Currently, the federal government transfers the money — about $6.7 billion annually — directly to some 19,000 Head Start providers in 50 states, three territories and the District of Columbia. Pre-kindergarten centers affiliated with the program employ more than 51,000 teachers and teach almost a million students annually.
Opponents contend that de-federalizing the program would jeopardize its efficiency and transparency. “If you give such a popular program to the states, it won’t grow as much as it would in the federal level. We know that states don’t have money, so they are going to have a hard time growing it,” Blank said.
Under pressure, GOP legislators on the subcommittee last week toughened conditions under which states would be eligible to run the program and limited the number of states that could do that — experimentally, at first — to eight. They softened other controversial provisions of the bill in order to “strike a fair balance on the issues of concern to everyone interested in Head Start,” said Castle, the subcommittee’s chairman.
But Castle and his colleagues also inserted a provision into the bill that would exempt faith-based providers from federal prohibitions on religious discrimination in hiring. The practical implication of that exemption would be that faith-based providers would be allowed to hire on the basis of religion.
“What we’re seeing now is [this provision] in every social-service-related bill that goes to Congress,” said AJCommittee’s Foltin. “It is the strategy” of the White House and congressional Republicans, Foltin said, adding, “each time it comes up, we oppose it.”
Other Jewish organizations, including the Anti-Defamation League, American Jewish Congress, Hadassah and the Religious Action Center of Reform Judaism, also have opposed such provisions. While those groups have not issued an official position on the bill’s “faith-based” provision, they are expected to join lobbying efforts against it given their track record on the issue.
As Head Start advocates prepare for a major lobbying campaign, an organization that claims to be the program’s chief protector, the National Head Start Association, last week filed a First Amendment lawsuit in the U.S. District Court for the District of Columbia, arguing that the administration is violating the program providers’ and parent-volunteers’ free-speech rights. The lawsuit follows a letter sent recently by the Department of Health and Human Services, which runs the program, to parents and providers, reminding them that the Hatch Act forbids using the welfare system for political purposes and forbids employees paid by the government to use federal funds to lobby Congress.
The association is accusing the administration of using scare tactics to mute legitimate criticism. “Head Start has been around for nearly four decades. No previous administration has seen fit to slap Head Start instructors and parent-volunteers in the mouth with the threat of possible criminal penalties if they use their free-speech rights to urge Congress to preserve the program,” said Sarah Green, the association’s president.
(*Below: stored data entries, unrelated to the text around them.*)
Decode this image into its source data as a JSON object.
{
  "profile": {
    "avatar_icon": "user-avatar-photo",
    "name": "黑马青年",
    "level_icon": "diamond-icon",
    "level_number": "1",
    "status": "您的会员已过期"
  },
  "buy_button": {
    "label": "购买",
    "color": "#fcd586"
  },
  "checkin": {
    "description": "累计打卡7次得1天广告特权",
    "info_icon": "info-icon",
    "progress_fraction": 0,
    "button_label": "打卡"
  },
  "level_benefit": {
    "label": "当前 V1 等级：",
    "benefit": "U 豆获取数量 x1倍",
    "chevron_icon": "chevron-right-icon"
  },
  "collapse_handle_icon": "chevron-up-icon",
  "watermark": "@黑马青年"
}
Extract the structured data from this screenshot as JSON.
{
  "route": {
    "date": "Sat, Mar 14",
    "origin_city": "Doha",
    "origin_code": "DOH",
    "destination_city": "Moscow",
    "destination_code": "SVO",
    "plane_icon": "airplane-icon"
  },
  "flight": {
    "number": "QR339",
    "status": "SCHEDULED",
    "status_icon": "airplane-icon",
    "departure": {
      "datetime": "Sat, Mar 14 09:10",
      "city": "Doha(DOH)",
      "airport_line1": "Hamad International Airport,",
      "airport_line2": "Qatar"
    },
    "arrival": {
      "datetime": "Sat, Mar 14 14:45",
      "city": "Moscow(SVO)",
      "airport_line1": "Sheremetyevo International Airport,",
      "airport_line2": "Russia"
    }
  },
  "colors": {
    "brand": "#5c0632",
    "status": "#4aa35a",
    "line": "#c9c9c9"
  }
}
Advocacy groups appear deteremined to fight the bill. But staffers on the House Education Committee, speaking on condition of anonymity, said there is a good chance that House Democrats could strike a compromise that would allow Congress to pass the bill.
A former Clinton administration official who participated in panels to reassess Head Start said that professionals in the former administration recognized that some aspects of the program should be reformed, at least in order to keep them up to date with recent findings of education research. He mentioned that one reform often cited was intensifying the educational component of the program dealing with literacy and math. The Clinton administration declined to initiate such a reform because of political considerations, the former official said. The official and congressional staffers predicted that House Republicans will try to soften the bill further to obtain bipartisan support.